I have a DataFrame and a list of columns as strings, and I need to add on a column to the original dataframe that is a | separated list of the values, where null gets turned into the string "null"

This is the code I currently have:

def mergeColumns(cols: Array[String], df: DataFrame, newName: String): DataFrame = {
  val dfColumns = cols.map( columnName => df(columnName) )
  df.withColumn(newName, concatenate(array(dfColumns: _*), lit("|")))
}
val concatenate: UserDefinedFunction = udf( (columns: Seq[Any], separator: String) => {
  columns.map({
    case null => "null"
    case default => default.toString
  }).mkString(separator)
})

And that code works, but only if all the provided columns are of the same type, and my current plan is to try to convert them all to String type. So I have two questions:
1) Is there a better way to do this in general?
2) If not, how can I convert all the dfColumns columns into strings?

2 Answers

3
Raphael Roth On Best Solutions

You can do this using mkString on the Row class :

val df =Seq(
  ("a", "b",Option.empty[String])
).toDF("Col1","Col2","Col3")

val makeString = udf((r : Row) => r.mkString("|"))

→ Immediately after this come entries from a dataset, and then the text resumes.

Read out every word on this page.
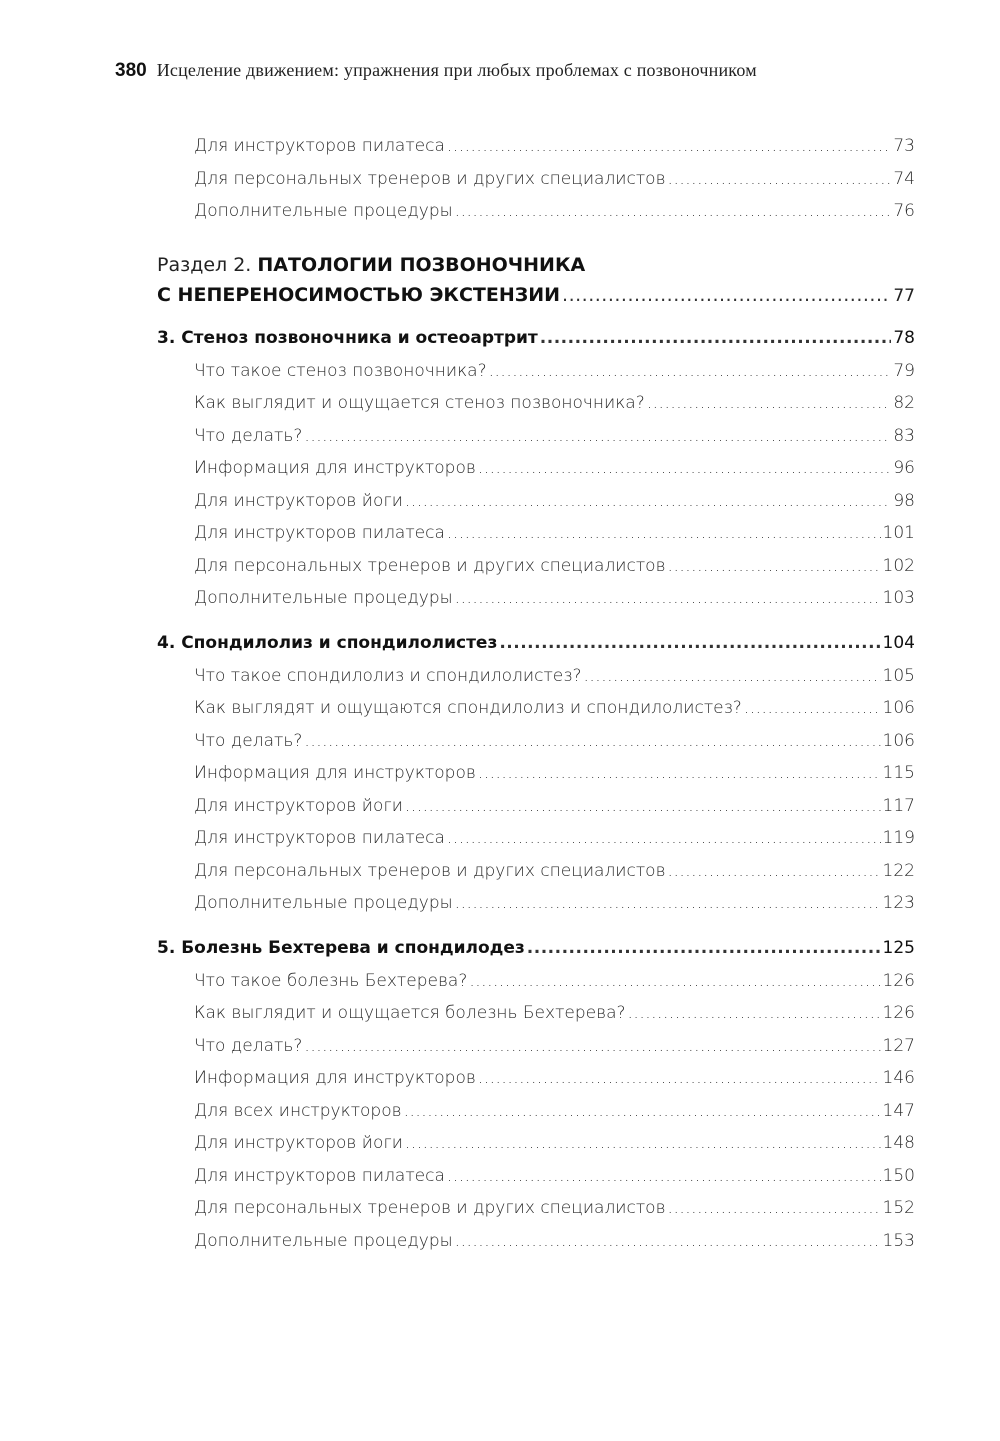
380 Исцеление движением: упражнения при любых проблемах с позвоночником
Для инструкторов пилатеса .....	73
Для персональных тренеров и других специалистов .....	74
Дополнительные процедуры .....	76
Раздел 2. ПАТОЛОГИИ ПОЗВОНОЧНИКА
С НЕПЕРЕНОСИМОСТЬЮ ЭКСТЕНЗИИ .....	77
3. Стеноз позвоночника и остеоартрит .....	78
Что такое стеноз позвоночника? .....	79
Как выглядит и ощущается стеноз позвоночника? .....	82
Что делать? .....	83
Информация для инструкторов .....	96
Для инструкторов йоги .....	98
Для инструкторов пилатеса .....	101
Для персональных тренеров и других специалистов .....	102
Дополнительные процедуры .....	103
4. Спондилолиз и спондилолистез .....	104
Что такое спондилолиз и спондилолистез? .....	105
Как выглядят и ощущаются спондилолиз и спондилолистез? .....	106
Что делать? .....	106
Информация для инструкторов .....	115
Для инструкторов йоги .....	117
Для инструкторов пилатеса .....	119
Для персональных тренеров и других специалистов .....	122
Дополнительные процедуры .....	123
5. Болезнь Бехтерева и спондилодез .....	125
Что такое болезнь Бехтерева? .....	126
Как выглядит и ощущается болезнь Бехтерева? .....	126
Что делать? .....	127
Информация для инструкторов .....	146
Для всех инструкторов .....	147
Для инструкторов йоги .....	148
Для инструкторов пилатеса .....	150
Для персональных тренеров и других специалистов .....	152
Дополнительные процедуры .....	153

df.withColumn("newCol",makeString(struct("*")))
  .show()

gives

+----+----+----+--------+
|Col1|Col2|Col3|  newCol|
+----+----+----+--------+
|   a|   b|null|a|b|null|
+----+----+----+--------+
0
Shu On

Try with fill null values and concat_ws functions.

EX:

val df =Seq(
           ("a", "b",Option.empty[String]))
           .toDF("Col1","Col2","Col3")
df.na.fill("null")
     .withColumn("cn_ws",concat_ws("|", array("*")))
     .show(false)

Result:

+----+----+----+--------+
|Col1|Col2|Col3|cn_ws   |
+----+----+----+--------+
|a   |b   |null|a|b|null|
+----+----+----+--------+

UPDATE:

Cast all columns to "string"

df.na.fill("null")
     .withColumn("cn_ws", 
       concat_ws("|", array(df.columns.map(c => col(c).cast(StringType)): _*)))
     .show(false)